最近、岩城さんが指揮したベートーベンの交響曲3番「エロイカ(英雄)」を聴いている。2005年12月31日にベートーベンの1番から9番までを演奏したチクルス(連続演奏)をCS放送「スカイ・A」が生放送したものを私的録音で時折、視聴している。番組の合間に岩城さんが曲を解説するコーナーがある。「ベートーベンはナポレオンの革命的行為を礼賛して、この曲をつくった。しかし、ナポレオンが皇帝になって、いやけがさして曲名を差し替えた」のがエロイカだと。当初の曲名は「ボナバルト」だったといわれる。
ベートーベンは体制のイノベーター(改革者)としてのナポレオンに共感していた。共和制の守護者だったナポレオンが打ち出した政策は、キリスト教に対するアンチテーゼでもある「万人の法の前の平等」「国家の世俗性」「信教の自由」「経済活動の自由」などの近代的な価値観を取り入れた画期的なものだった。ベートーベン自らも師匠のハイドンに教えを請いつつも、独自色を交響曲に取り入れた。3番で音楽史上初めて、シンフォニーのホルンを3本にし、5番でトロンボーンを(最終章)。そしてついに9番に声楽を取り入れる。当時は「禁じ手」だった。音楽史上のイノベーターだった。

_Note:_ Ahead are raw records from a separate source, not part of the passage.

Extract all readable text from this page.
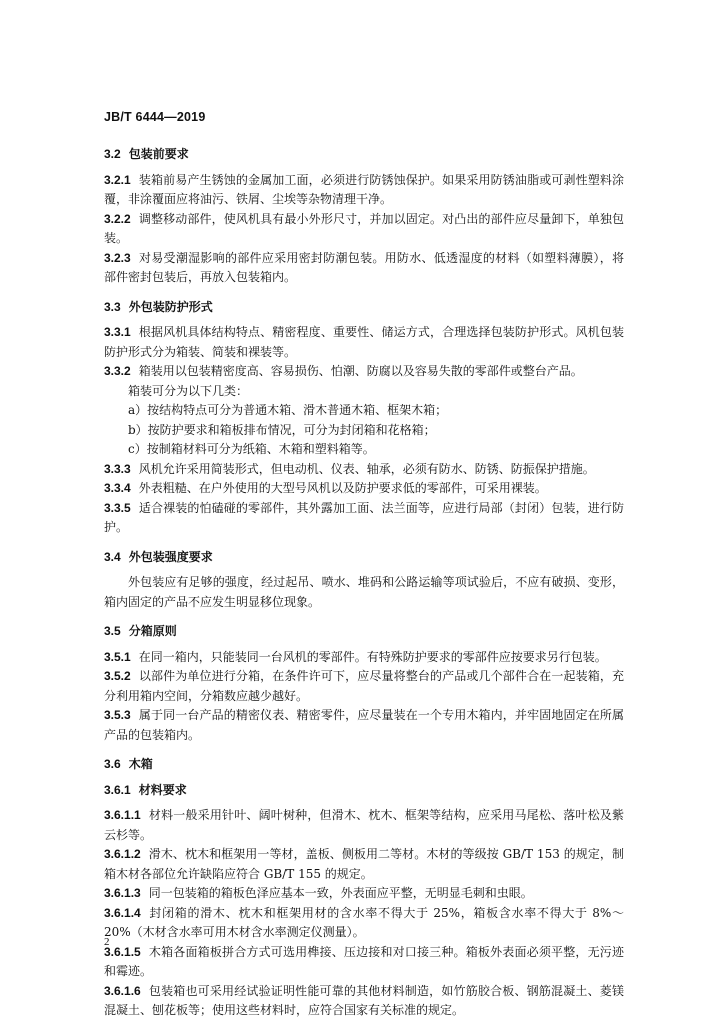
JB/T 6444—2019
3.2 包装前要求

3.2.1 装箱前易产生锈蚀的金属加工面，必须进行防锈蚀保护。如果采用防锈油脂或可剥性塑料涂覆，非涂覆面应将油污、铁屑、尘埃等杂物清理干净。

3.2.2 调整移动部件，使风机具有最小外形尺寸，并加以固定。对凸出的部件应尽量卸下，单独包装。

3.2.3 对易受潮湿影响的部件应采用密封防潮包装。用防水、低透湿度的材料（如塑料薄膜），将部件密封包装后，再放入包装箱内。

3.3 外包装防护形式

3.3.1 根据风机具体结构特点、精密程度、重要性、储运方式，合理选择包装防护形式。风机包装防护形式分为箱装、简装和裸装等。

3.3.2 箱装用以包装精密度高、容易损伤、怕潮、防腐以及容易失散的零部件或整台产品。

箱装可分为以下几类：

a）按结构特点可分为普通木箱、滑木普通木箱、框架木箱；

b）按防护要求和箱板排布情况，可分为封闭箱和花格箱；

c）按制箱材料可分为纸箱、木箱和塑料箱等。

3.3.3 风机允许采用简装形式，但电动机、仪表、轴承，必须有防水、防锈、防振保护措施。

3.3.4 外表粗糙、在户外使用的大型号风机以及防护要求低的零部件，可采用裸装。

3.3.5 适合裸装的怕磕碰的零部件，其外露加工面、法兰面等，应进行局部（封闭）包装，进行防护。

3.4 外包装强度要求

外包装应有足够的强度，经过起吊、喷水、堆码和公路运输等项试验后，不应有破损、变形，箱内固定的产品不应发生明显移位现象。

3.5 分箱原则

3.5.1 在同一箱内，只能装同一台风机的零部件。有特殊防护要求的零部件应按要求另行包装。

3.5.2 以部件为单位进行分箱，在条件许可下，应尽量将整台的产品或几个部件合在一起装箱，充分利用箱内空间，分箱数应越少越好。

3.5.3 属于同一台产品的精密仪表、精密零件，应尽量装在一个专用木箱内，并牢固地固定在所属产品的包装箱内。

3.6 木箱
3.6.1 材料要求

3.6.1.1 材料一般采用针叶、阔叶树种，但滑木、枕木、框架等结构，应采用马尾松、落叶松及紫云杉等。

3.6.1.2 滑木、枕木和框架用一等材，盖板、侧板用二等材。木材的等级按 GB/T 153 的规定，制箱木材各部位允许缺陷应符合 GB/T 155 的规定。

3.6.1.3 同一包装箱的箱板色泽应基本一致，外表面应平整，无明显毛刺和虫眼。

3.6.1.4 封闭箱的滑木、枕木和框架用材的含水率不得大于 25%，箱板含水率不得大于 8%～20%（木材含水率可用木材含水率测定仪测量）。

3.6.1.5 木箱各面箱板拼合方式可选用榫接、压边接和对口接三种。箱板外表面必须平整，无污迹和霉迹。

3.6.1.6 包装箱也可采用经试验证明性能可靠的其他材料制造，如竹筋胶合板、钢筋混凝土、菱镁混凝土、刨花板等；使用这些材料时，应符合国家有关标准的规定。

2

ナポレオンの思想は自ら皇帝になり、1804年の「フランス民法典」、いわゆるナポレオン法典で結実していくのだが、皇帝という権力者になったことに、ベートーベンはナポレオンの野心を見透かしてしまう。そして上記のように改題してしまうのである。ベートーベン、34歳。
番組では岩城さんはこのように解説をしながら1番から9番を指揮していく。私は当時、経済産業省「コンテンツ配信の実証事業」のコーディネータ-としてかかわった関係で、東京芸術劇場大ホールで演奏を見守っていた。演奏を放送と同時にインターネットで配信していた。解説は収録だったが、演奏はライブである。岩城さんのすさまじいエネルギーは舞台裏でも伝わってきた。
番組では指揮者を顔を映し出している。ディレクターは朝日放送の菊池正和氏。その菊地氏の手による、1番から9番のカメラ割り(カット)数は2000にも及ぶ。3番では、ホルンの指の動きからデゾルブして、指揮者・岩城さんの顔へとシフトしていくカットは感動的である。ベートーベンの3番におけるイノベーションがホルンであることを熟知していて、ホルンをここで聴かせる意味を存分に見せている。味わい深い番組なのである。
1番から9番までを指揮者した感想を岩城さんは別の番組でこう述べている。「ベートーベンの1番から9番は個別ではそれぞれ完結しているんだけれど、連続して指揮してみると巨大な1曲なんだよ」(北陸朝日放送「岩城宏之 人生振るマラソン」2006年6月23日放送)。こんな壮大なスケール感のある番組は、「次の岩城さん」を待たなければつくれない。